Slowly, deftly, with precision, the heart awakens with its new found strength. I react, start to wonder if it should have been made from a stronger substance,  I then hear the beating, I smile at the thought and venture into the world again. 

Saturday 8 November 2014

Rain

As an ocean of sound, an avenue of rain, pours onto the world on this dark dusky chilled night I gather my thoughts that still remain. With fingertips that touch with the promise of holding a rose I gather the memories of the past, I grasp the ideals of a perfect future and firmly hold onto this very day. It’s now, it’s happening, it’s life, real, realistic, relished, rampant and at times a rancorous notion.

At what moment would or should I say how I feel? Shall I remain stagnant, remise my responsibility to ensure life vibrates at the harmonious frequency that we crave? There is little solace to be found with saying nothing until tomorrow. This is nothing but a fervour to hold onto what was said the previous day while, all along, the only words that really matter are the words spoken at the very second that the sound leaves your precious, pure, sensitive, seductively passionate and enticing lips. I want to hear you all over me, all day, all night, forever until the silence appears at the very end of everything.

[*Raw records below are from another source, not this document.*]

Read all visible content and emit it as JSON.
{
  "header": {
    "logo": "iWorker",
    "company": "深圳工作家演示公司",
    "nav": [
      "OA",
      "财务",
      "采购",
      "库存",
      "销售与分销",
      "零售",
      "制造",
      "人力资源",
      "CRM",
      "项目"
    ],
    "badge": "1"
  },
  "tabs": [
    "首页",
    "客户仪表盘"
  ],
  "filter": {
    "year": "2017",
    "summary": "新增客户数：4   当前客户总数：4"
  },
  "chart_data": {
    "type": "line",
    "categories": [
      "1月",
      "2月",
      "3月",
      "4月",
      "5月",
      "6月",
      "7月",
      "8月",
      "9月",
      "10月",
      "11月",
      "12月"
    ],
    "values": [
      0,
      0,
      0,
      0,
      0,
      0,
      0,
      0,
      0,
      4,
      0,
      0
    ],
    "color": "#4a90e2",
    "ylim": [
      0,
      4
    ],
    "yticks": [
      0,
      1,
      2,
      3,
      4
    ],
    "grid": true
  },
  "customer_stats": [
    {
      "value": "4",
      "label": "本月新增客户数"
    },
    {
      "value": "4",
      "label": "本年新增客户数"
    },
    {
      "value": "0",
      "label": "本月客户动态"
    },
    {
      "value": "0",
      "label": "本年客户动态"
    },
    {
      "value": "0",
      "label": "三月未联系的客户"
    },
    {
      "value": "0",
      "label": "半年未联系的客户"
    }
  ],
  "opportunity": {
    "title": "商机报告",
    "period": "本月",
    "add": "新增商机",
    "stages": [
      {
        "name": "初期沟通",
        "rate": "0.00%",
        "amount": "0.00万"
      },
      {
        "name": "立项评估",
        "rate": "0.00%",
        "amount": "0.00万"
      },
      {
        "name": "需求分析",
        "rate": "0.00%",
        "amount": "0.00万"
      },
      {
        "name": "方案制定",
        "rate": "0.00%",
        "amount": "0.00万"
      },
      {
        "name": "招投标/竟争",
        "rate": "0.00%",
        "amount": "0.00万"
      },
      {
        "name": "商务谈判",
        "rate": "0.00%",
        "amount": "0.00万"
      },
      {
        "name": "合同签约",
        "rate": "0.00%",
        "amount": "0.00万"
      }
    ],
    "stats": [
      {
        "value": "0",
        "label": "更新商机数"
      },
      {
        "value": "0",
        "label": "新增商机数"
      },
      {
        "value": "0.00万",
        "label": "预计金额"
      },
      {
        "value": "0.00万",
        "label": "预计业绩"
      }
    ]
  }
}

I can still hear the tapping of the rain behind the rapacious thoughts, the beating threads attached to my minds living energy being expelled into the void. Come now… hear me, listen to me, feel my thoughts around you, within you, tasting your skin and wishing that yesterday didn’t happen, that today would be a different day, with tomorrow starting, being, then ending with you and only you.
I know that I shouldn’t want… you. I know that there’s rules, regulations, lines, paths that can never be explored but who said that it had to be this way? Whom indeed. No-one, not one person, not one voice, will ever stop the thoughts that escape. We’re dreamers, we’re full of hope, smiles, joy, until that day it’s finally taken from us. I don’t care what they say, what they do, they’ll never take this away from me, from us, from you.

When all has been spoken and the thoughts thrown to the world, I’ll remain here, still, vigilant, aware, poised to take any advantage that I can. I’m alive, I’m real, I’m part of the bigger plan and that, alone, will remain. Tomorrow need not exist, yesterday seems to fade with each second and today is all I require. Today. Today is you, today is me and today is every single person deciding to be more than they were the day before.


As an ocean of sound, an avenue of rain, pours onto the world on this dark dusky chilled night I gather my thoughts that still remain. With a new understanding I’m finally free of the past, I’m planning for a better future and today… yes today, will be the day that I make things the way they should be. We’re now, this is our lives, raw, a live recording, no test scripts, so let’s stand, grasp today and simply… be what we’re meant to be.